In the first of the cases, purchaser P&P Property Ltd (P&P) brought claims against the vendor's solicitors, Owen White & Catlin LLP (OWC), for breach of warranty as to their authority to conclude the sale of the property; breach of undertaking as to their authority to receive the purchase money on behalf of the true owner under the Code; negligence; and breach of trust. In the second case, purchaser Dreamvar Ltd brought similar proceedings against the vendor's solicitors; but also against their own solicitors, Mishcon de Reya (MdR), for negligence and breach of trust.
At first instance, the court rejected all of P&P and Dreamvar's claims against the vendor's solicitors but found in favour of Dreamvar in its breach of trust claim against MdR. The court then decided, to the surprise of many in the industry, against exercising its discretion under section 61 of the 1925 Trustee Act to exonerate MdR from liability, notwithstanding it having found that the acting solicitor at MdR had acted "honestly and reasonably" and had adhered to best practice throughout. In the court's view, the disastrous consequences of the fraud for Dreamvar, which had no insurance against fraud and had been left on the verge of insolvency, justified it not exercising its section 61 discretion in favour of MdR, which was fully insured against liability for breach of trust.

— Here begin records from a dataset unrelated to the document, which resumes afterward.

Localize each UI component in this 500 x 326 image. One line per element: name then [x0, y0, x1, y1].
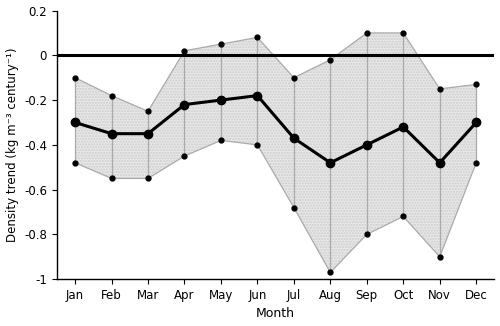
Y-axis label: Density trend (kg m⁻³ century⁻¹): Density trend (kg m⁻³ century⁻¹): [6, 48, 18, 242]
X-axis label: Month: Month: [256, 307, 295, 320]
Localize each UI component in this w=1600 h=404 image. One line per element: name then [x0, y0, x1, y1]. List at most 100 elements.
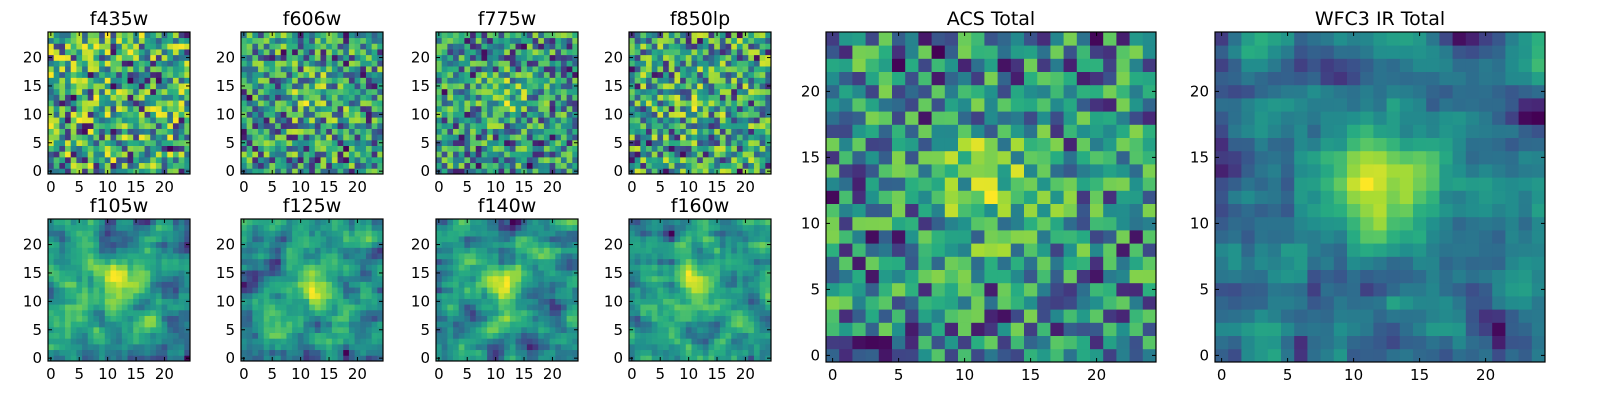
heatmap-cell	[510, 276, 516, 282]
heatmap-cell	[48, 230, 54, 236]
heatmap-cell	[167, 66, 173, 72]
heatmap-cell	[550, 117, 556, 123]
heatmap-cell	[179, 230, 185, 236]
heatmap-cell	[510, 333, 516, 339]
heatmap-cell	[459, 43, 465, 49]
heatmap-cell	[150, 338, 156, 344]
heatmap-cell	[258, 316, 264, 322]
heatmap-cell	[110, 89, 116, 95]
heatmap-cell	[360, 287, 366, 293]
heatmap-cell	[338, 259, 344, 265]
heatmap-cell	[476, 236, 482, 242]
heatmap-cell	[122, 299, 128, 305]
heatmap-cell	[326, 49, 332, 55]
heatmap-cell	[162, 134, 168, 140]
heatmap-cell	[162, 304, 168, 310]
heatmap-cell	[550, 333, 556, 339]
heatmap-cell	[145, 38, 151, 44]
heatmap-cell	[326, 316, 332, 322]
heatmap-cell	[697, 163, 703, 169]
heatmap-cell	[269, 338, 275, 344]
heatmap-cell	[697, 299, 703, 305]
x-tick-label: 10	[486, 178, 505, 196]
heatmap-cell	[343, 72, 349, 78]
heatmap-cell	[493, 344, 499, 350]
heatmap-cell	[156, 38, 162, 44]
heatmap-cell	[516, 32, 522, 38]
heatmap-cell	[286, 83, 292, 89]
heatmap-cell	[635, 55, 641, 61]
heatmap-cell	[498, 55, 504, 61]
heatmap-cell	[275, 287, 281, 293]
heatmap-cell	[173, 338, 179, 344]
heatmap-cell	[674, 146, 680, 152]
heatmap-cell	[487, 321, 493, 327]
heatmap-cell	[167, 123, 173, 129]
heatmap-cell	[258, 236, 264, 242]
heatmap-cell	[366, 299, 372, 305]
heatmap-cell	[567, 100, 573, 106]
heatmap-cell	[714, 344, 720, 350]
heatmap-cell	[459, 287, 465, 293]
heatmap-cell	[247, 72, 253, 78]
heatmap-cell	[338, 112, 344, 118]
heatmap-cell	[82, 247, 88, 253]
heatmap-cell	[447, 219, 453, 225]
heatmap-cell	[538, 94, 544, 100]
heatmap-cell	[281, 83, 287, 89]
heatmap-cell	[110, 293, 116, 299]
heatmap-cell	[464, 321, 470, 327]
heatmap-cell	[760, 304, 766, 310]
heatmap-cell	[326, 350, 332, 356]
heatmap-cell	[173, 247, 179, 253]
heatmap-cell	[122, 338, 128, 344]
heatmap-cell	[241, 106, 247, 112]
heatmap-cell	[652, 60, 658, 66]
heatmap-cell	[54, 77, 60, 83]
heatmap-cell	[110, 242, 116, 248]
heatmap-cell	[167, 151, 173, 157]
heatmap-cell	[241, 259, 247, 265]
heatmap-cell	[150, 38, 156, 44]
heatmap-cell	[663, 32, 669, 38]
heatmap-cell	[76, 333, 82, 339]
heatmap-cell	[269, 304, 275, 310]
heatmap-cell	[697, 32, 703, 38]
heatmap-cell	[561, 77, 567, 83]
heatmap-cell	[82, 225, 88, 231]
heatmap-cell	[133, 230, 139, 236]
heatmap-cell	[703, 83, 709, 89]
heatmap-cell	[122, 264, 128, 270]
heatmap-cell	[150, 327, 156, 333]
heatmap-cell	[275, 344, 281, 350]
heatmap-cell	[338, 293, 344, 299]
heatmap-cell	[355, 151, 361, 157]
heatmap-cell	[629, 72, 635, 78]
heatmap-cell	[71, 316, 77, 322]
heatmap-cell	[338, 247, 344, 253]
heatmap-cell	[686, 321, 692, 327]
heatmap-cell	[538, 247, 544, 253]
heatmap-cell	[258, 32, 264, 38]
heatmap-cell	[464, 94, 470, 100]
heatmap-cell	[315, 100, 321, 106]
heatmap-cell	[487, 350, 493, 356]
heatmap-cell	[122, 259, 128, 265]
heatmap-cell	[674, 106, 680, 112]
heatmap-cell	[82, 140, 88, 146]
heatmap-cell	[332, 344, 338, 350]
heatmap-cell	[247, 270, 253, 276]
heatmap-cell	[703, 129, 709, 135]
heatmap-cell	[459, 66, 465, 72]
heatmap-cell	[281, 100, 287, 106]
heatmap-cell	[286, 100, 292, 106]
heatmap-cell	[470, 338, 476, 344]
heatmap-cell	[504, 333, 510, 339]
heatmap-cell	[54, 49, 60, 55]
heatmap-cell	[355, 43, 361, 49]
heatmap-cell	[122, 157, 128, 163]
heatmap-cell	[493, 38, 499, 44]
heatmap-cell	[150, 72, 156, 78]
heatmap-cell	[459, 112, 465, 118]
heatmap-cell	[731, 293, 737, 299]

The Court of Appeal, after re-examining both of these decisions, reversed the High Court's decision and held that the fraudulent sellers' solicitors were in fact liable in both breach of trust and breach of their undertakings under the Code. One of those firms sought relief under section 61 in relation to the breach of trust, and the court refused to grant this. The court also found that one of the firms of solicitors acting for a fraudulent seller had given and breached a warranty as to the identity of its client, although as there had been no reliance on this the claim for breach of warranty failed.
It held that negligence claims against these firms had to fail, agreeing with the High Court, pointing out that the anti-money laundering regulations are designed to deter money laundering and terrorist financing rather than combat fraud.

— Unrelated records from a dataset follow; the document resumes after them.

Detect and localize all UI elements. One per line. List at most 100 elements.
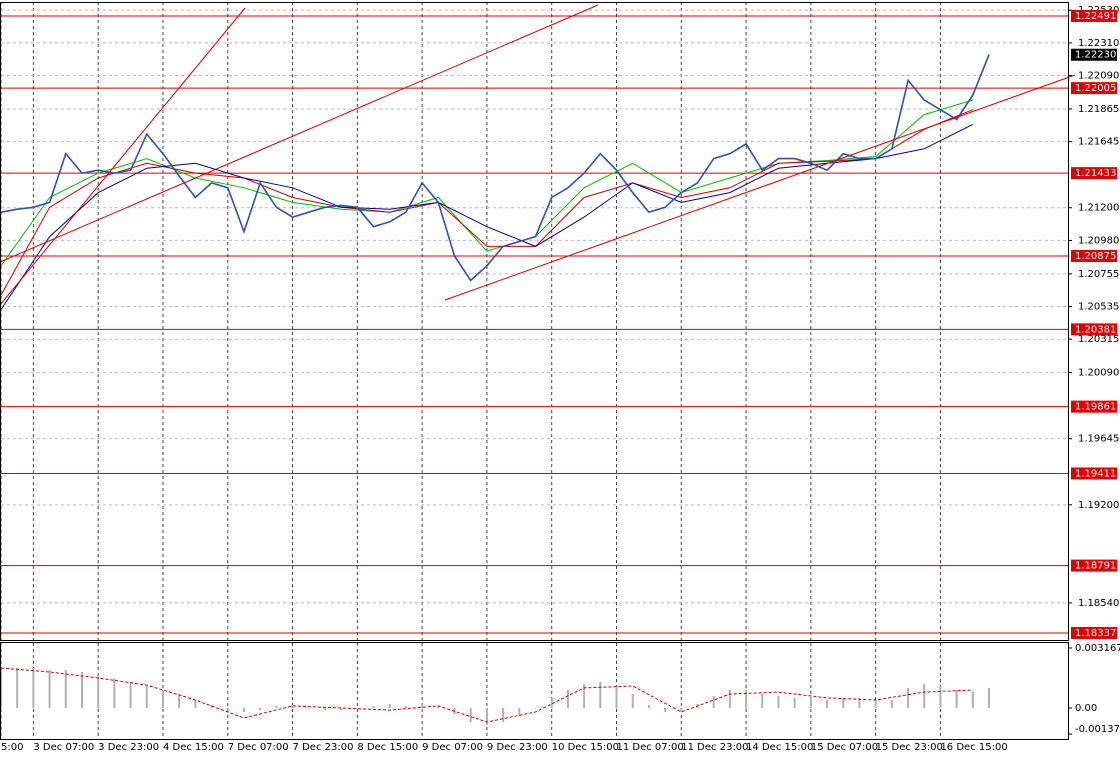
- oscillator-bar: [923, 683, 926, 708]
- x-tick-label: 8 Dec 15:00: [357, 742, 418, 753]
- y-tick-label: 1.21645: [1078, 137, 1119, 148]
- oscillator-bar: [955, 689, 958, 708]
- oscillator-bar: [340, 707, 343, 711]
- x-tick-label: 14 Dec 15:00: [746, 742, 813, 753]
- level-label: 1.22005: [1075, 83, 1116, 94]
- level-label: 1.20875: [1075, 251, 1116, 262]
- oscillator-bar: [48, 669, 51, 708]
- y-tick-label: 1.19200: [1078, 500, 1119, 511]
- oscillator-bar: [842, 697, 845, 708]
- oscillator-bar: [485, 707, 488, 726]
- oscillator-bar: [356, 707, 359, 709]
- level-label: 1.18337: [1075, 628, 1116, 639]
- x-tick-label: 15 Dec 07:00: [811, 742, 878, 753]
- y-tick-label: 1.18540: [1078, 598, 1119, 609]
- level-label-box: [1071, 82, 1117, 95]
- oscillator-bar: [64, 669, 67, 708]
- oscillator-bar: [372, 705, 375, 708]
- x-tick-label: 5:00: [1, 742, 23, 753]
- oscillator-bar: [129, 682, 132, 708]
- signal-line: [0, 667, 973, 723]
- oscillator-bar: [242, 707, 245, 712]
- level-label: 1.19861: [1075, 402, 1116, 413]
- oscillator-bar: [988, 687, 991, 708]
- oscillator-bar: [826, 700, 829, 708]
- y-tick-label: 1.20315: [1078, 334, 1119, 345]
- level-label-box: [1071, 250, 1117, 263]
- level-label-box: [1071, 323, 1117, 336]
- x-tick-label: 7 Dec 23:00: [293, 742, 354, 753]
- level-label-box: [1071, 467, 1117, 480]
- oscillator-bar: [469, 707, 472, 723]
- oscillator-bar: [16, 668, 19, 708]
- y-tick-label: 1.21865: [1078, 104, 1119, 115]
- oscillator-bar: [291, 704, 294, 708]
- y-tick-label: 1.22310: [1078, 38, 1119, 49]
- x-tick-label: 9 Dec 07:00: [422, 742, 483, 753]
- oscillator-bar: [145, 686, 148, 708]
- oscillator-bar: [323, 707, 326, 711]
- oscillator-bar: [518, 707, 521, 716]
- oscillator-panel-frame: [0, 642, 1069, 740]
- oscillator-bar: [890, 700, 893, 708]
- y-tick-label: 1.22090: [1078, 71, 1119, 82]
- price-line: [0, 54, 990, 282]
- x-tick-label: 16 Dec 15:00: [940, 742, 1007, 753]
- oscillator-bar: [728, 689, 731, 708]
- oscillator-bar: [97, 675, 100, 708]
- oscillator-bar: [939, 686, 942, 708]
- oscillator-bar: [745, 689, 748, 708]
- oscillator-tick-label: -0.001377: [1075, 724, 1120, 735]
- oscillator-tick-label: 0.003167: [1075, 643, 1120, 654]
- oscillator-bar: [631, 693, 634, 708]
- y-tick-label: 1.20535: [1078, 302, 1119, 313]
- oscillator-bar: [113, 678, 116, 708]
- oscillator-bar: [680, 707, 683, 712]
- trend-line: [444, 74, 1076, 301]
- last-price-label: 1.22230: [1075, 50, 1116, 61]
- level-label: 1.20381: [1075, 324, 1116, 335]
- oscillator-bar: [226, 707, 229, 711]
- oscillator-bar: [534, 707, 537, 709]
- oscillator-bar: [275, 705, 278, 708]
- level-label-box: [1071, 9, 1117, 22]
- level-label: 1.18791: [1075, 561, 1116, 572]
- oscillator-bar: [793, 697, 796, 708]
- y-tick-label: 1.20090: [1078, 368, 1119, 379]
- axis-labels: 5:00 3 Dec 07:00 3 Dec 23:00 4 Dec 15:00 7 D…: [1, 5, 1120, 753]
- oscillator-bar: [664, 707, 667, 712]
- oscillator-bar: [761, 693, 764, 708]
- level-label-box: [1071, 167, 1117, 180]
- level-label: 1.21433: [1075, 168, 1116, 179]
- oscillator-bar: [307, 707, 310, 709]
- level-label-box: [1071, 559, 1117, 572]
- oscillator-bar: [599, 682, 602, 708]
- oscillator-bar: [194, 700, 197, 708]
- oscillator-bar: [32, 668, 35, 708]
- oscillator-bar: [404, 705, 407, 708]
- main-panel-frame: [0, 2, 1069, 641]
- oscillator-bar: [907, 687, 910, 708]
- oscillator-bar: [647, 704, 650, 708]
- trend-line: [0, 4, 599, 263]
- x-tick-label: 3 Dec 23:00: [98, 742, 159, 753]
- moving-average: [0, 123, 974, 310]
- y-tick-label: 1.20755: [1078, 269, 1119, 280]
- level-label-box: [1071, 400, 1117, 413]
- oscillator-bar: [178, 693, 181, 708]
- oscillator-bar: [615, 686, 618, 708]
- oscillator-bar: [858, 697, 861, 708]
- oscillator-bar: [388, 704, 391, 708]
- level-label: 1.22491: [1075, 11, 1116, 22]
- y-tick-label: 1.21200: [1078, 203, 1119, 214]
- x-tick-label: 3 Dec 07:00: [33, 742, 94, 753]
- oscillator-bar: [421, 704, 424, 708]
- x-tick-label: 11 Dec 07:00: [616, 742, 683, 753]
- oscillator-bar: [777, 696, 780, 708]
- x-tick-label: 10 Dec 15:00: [552, 742, 619, 753]
- oscillator-bar: [550, 697, 553, 708]
- x-tick-label: 11 Dec 23:00: [681, 742, 748, 753]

The Court of Appeal also upheld the High Court's decision not to grant MdR relief under section 61. It found that the judge was entitled to take into account the financial consequences of MdR's breach of trust on Dreamvar, as well as MdR's own insurance position. The fact that the Court of Appeal had come to a different conclusion on the question of liability of the fraudulent seller's solicitors gave MdR a route by which it could seek a contribution and/or indemnity from them, but the court's "assessment of the reasonableness of its conduct and the inequality of position between it and its former client remain the same", Lord Justice Patten said.
In a short dissenting judgment on this point, Court of Appeal vice-president Lady Justice Gloucester said that MdR should be granted relief under section 61 now that it had been held that the fraudulent seller's solicitors were in breach of trust. She noted that MdR had not acted dishonestly, and added that "the court's sympathy should [not] be with one commercial party ... rather than another, simply because one, and not the other, has insurance".
"The practical effect of this decision is to place the risk of identity fraud in property transactions on the legal profession - which may, in turn, lead to insurers seeking to increase indemnity insurance premiums for firms with large property practices," said property disputes expert Siobhan Cross of Pinsent Masons.